Qu’est-ce que les tanins

Les tanins sont des composés polyphénoliques présents dans la peau, les pépins et la rafle du raisin, ainsi que dans le bois de chêne des barriques. Ils appartiennent à la même famille que les molécules responsables de l’astringence du thé fort, du chocolat noir ou des noix. Dans le vin rouge, les tanins jouent un rôle fondamental : ils structurent le vin, participent à sa couleur et déterminent en grande partie son potentiel de vieillissement.

D’où viennent les tanins dans le vin

Lors de la vinification du vin rouge, le jus de raisin macère avec les peaux et les pépins pendant plusieurs jours à plusieurs semaines. Cette macération extrait les pigments (anthocyanes) qui colorent le vin et les tanins qui le structurent. Plus la macération est longue et chaude, plus l’extraction tannique est importante. Les cépages à peau épaisse (Cabernet Sauvignon, Tannat, Mourvèdre) produisent naturellement des vins plus tanniques que les cépages à peau fine (Pinot Noir, Gamay).

L’élevage en barrique de chêne apporte une seconde source de tanins dits « éllagiques ». Le bois neuf transfère plus de tanins que le bois usagé, ce qui explique que les vins élevés en fûts neufs paraissent souvent plus boisés et astringents dans leur jeunesse. Avec le temps, les tanins du raisin et du bois se fondent et s’intègrent pour donner un ensemble harmonieux.

Comment percevoir les tanins en dégustation

Les tanins ne sont pas un goût mais une sensation tactile : l’astringence.
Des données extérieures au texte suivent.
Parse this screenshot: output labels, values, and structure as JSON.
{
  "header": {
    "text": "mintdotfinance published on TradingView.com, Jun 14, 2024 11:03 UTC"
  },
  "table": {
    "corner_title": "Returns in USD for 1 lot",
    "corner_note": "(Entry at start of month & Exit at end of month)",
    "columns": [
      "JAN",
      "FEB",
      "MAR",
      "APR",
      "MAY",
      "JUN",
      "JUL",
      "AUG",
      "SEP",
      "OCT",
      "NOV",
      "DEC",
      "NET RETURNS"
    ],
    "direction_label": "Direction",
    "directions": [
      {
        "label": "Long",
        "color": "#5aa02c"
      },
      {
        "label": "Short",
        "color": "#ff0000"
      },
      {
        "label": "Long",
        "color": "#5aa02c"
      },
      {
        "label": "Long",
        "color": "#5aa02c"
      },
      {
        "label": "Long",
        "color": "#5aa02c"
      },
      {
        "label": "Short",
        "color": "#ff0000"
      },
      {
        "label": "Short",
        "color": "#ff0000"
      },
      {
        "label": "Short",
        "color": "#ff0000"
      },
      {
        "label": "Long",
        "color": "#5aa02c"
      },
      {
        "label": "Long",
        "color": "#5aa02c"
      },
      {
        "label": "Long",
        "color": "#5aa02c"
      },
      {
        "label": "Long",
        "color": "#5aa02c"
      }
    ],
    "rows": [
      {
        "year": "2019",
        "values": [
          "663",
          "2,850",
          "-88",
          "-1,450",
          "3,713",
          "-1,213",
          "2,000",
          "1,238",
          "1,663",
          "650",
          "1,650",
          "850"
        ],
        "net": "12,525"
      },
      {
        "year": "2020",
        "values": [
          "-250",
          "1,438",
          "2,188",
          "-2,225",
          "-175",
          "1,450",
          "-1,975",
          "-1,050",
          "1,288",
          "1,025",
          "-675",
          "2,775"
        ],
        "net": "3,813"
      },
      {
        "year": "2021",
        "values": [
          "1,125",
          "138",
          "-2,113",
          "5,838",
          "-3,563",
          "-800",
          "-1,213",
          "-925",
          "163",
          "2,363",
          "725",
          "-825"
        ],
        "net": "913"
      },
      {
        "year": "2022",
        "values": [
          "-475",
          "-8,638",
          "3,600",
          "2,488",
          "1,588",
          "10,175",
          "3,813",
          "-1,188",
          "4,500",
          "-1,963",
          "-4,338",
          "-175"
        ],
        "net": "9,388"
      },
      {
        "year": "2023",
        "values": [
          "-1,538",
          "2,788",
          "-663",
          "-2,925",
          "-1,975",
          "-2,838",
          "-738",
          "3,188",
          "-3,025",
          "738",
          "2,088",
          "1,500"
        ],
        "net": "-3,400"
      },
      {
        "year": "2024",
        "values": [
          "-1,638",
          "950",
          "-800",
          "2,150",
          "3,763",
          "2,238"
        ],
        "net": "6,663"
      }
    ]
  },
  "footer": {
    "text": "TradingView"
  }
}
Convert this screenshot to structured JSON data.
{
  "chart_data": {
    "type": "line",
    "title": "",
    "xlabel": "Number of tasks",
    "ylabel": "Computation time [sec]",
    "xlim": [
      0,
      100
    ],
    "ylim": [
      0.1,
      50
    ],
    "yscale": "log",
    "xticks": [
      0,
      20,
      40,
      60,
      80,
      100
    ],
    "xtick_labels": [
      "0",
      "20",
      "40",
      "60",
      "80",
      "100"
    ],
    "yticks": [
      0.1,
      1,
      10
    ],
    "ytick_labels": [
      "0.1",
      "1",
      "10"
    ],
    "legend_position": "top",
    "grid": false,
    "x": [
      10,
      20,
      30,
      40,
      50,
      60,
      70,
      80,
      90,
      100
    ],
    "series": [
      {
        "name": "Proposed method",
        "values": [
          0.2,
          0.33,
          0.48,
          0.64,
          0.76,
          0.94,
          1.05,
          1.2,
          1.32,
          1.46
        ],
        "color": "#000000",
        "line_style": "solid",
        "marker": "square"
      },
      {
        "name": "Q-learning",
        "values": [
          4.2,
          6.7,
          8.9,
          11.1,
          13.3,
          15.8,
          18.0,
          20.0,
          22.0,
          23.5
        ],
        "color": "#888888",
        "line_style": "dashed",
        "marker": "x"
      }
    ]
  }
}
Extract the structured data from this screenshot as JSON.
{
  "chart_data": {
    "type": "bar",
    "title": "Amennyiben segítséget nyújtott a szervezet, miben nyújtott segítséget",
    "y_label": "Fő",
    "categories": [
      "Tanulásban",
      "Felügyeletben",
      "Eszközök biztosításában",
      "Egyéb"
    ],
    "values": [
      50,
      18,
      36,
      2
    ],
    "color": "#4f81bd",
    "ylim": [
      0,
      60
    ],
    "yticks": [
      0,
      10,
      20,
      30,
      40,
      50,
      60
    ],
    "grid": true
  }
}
Prenez une gorgée de vin rouge et faites-la circuler dans la bouche. Si vos gencives et votre langue paraissent sèches, « râpeuses » ou serrées, ce sont les tanins qui interagissent avec les protéines de votre salive. Un vin jeune et tannique peut sembler dur et austère — c’est normal, les tanins n’ont pas encore eu le temps de s’assouplir.

La qualité des tanins importe autant que leur quantité. On parle de tanins « soyeux », « veloutés » ou « fins » quand la sensation est agréable et fondue. Les tanins « verts », « secs » ou « rugueux » indiquent une extraction excessive ou des raisins insuffisamment mûrs. Les grands vins de garde possèdent des tanins abondants mais mûrs, qui leur permettent d’évoluer favorablement pendant des décennies.

Tanins et accords culinaires

Les protéines animales sont les meilleures alliées des tanins. Un steak grillé, un rôti de bœuf ou un gigot d’agneau « absorbent » littéralement les tanins et rendent le vin plus souple en bouche. Les fromages à pâte dure (comté, beaufort, parmesan) fonctionnent sur le même principe. En revanche, les plats acides, sucrés ou très épicés amplifient la perception tannique et rendent le vin amer et désagréable. Les poissons gras produisent parfois un goût métallique avec les rouges très tanniques — mieux vaut un blanc ou un rouge léger dans ce cas.

L’évolution des tanins avec le temps

En bouteille, les tanins se polymérisent progressivement : les petites molécules s’associent pour former des chaînes plus longues, moins réactives avec les protéines de la salive. Le vin paraît alors plus souple, plus rond et moins astringent. C’est pourquoi un Bordeaux austère à 5 ans peut devenir soyeux et complexe à 15 ans. Ce processus de maturation est lent et dépend de la qualité des tanins de départ, de l’acidité du vin et des conditions de conservation. Un vin aux tanins verts ou grossiers ne deviendra jamais velouté avec le temps — les défauts de départ persistent.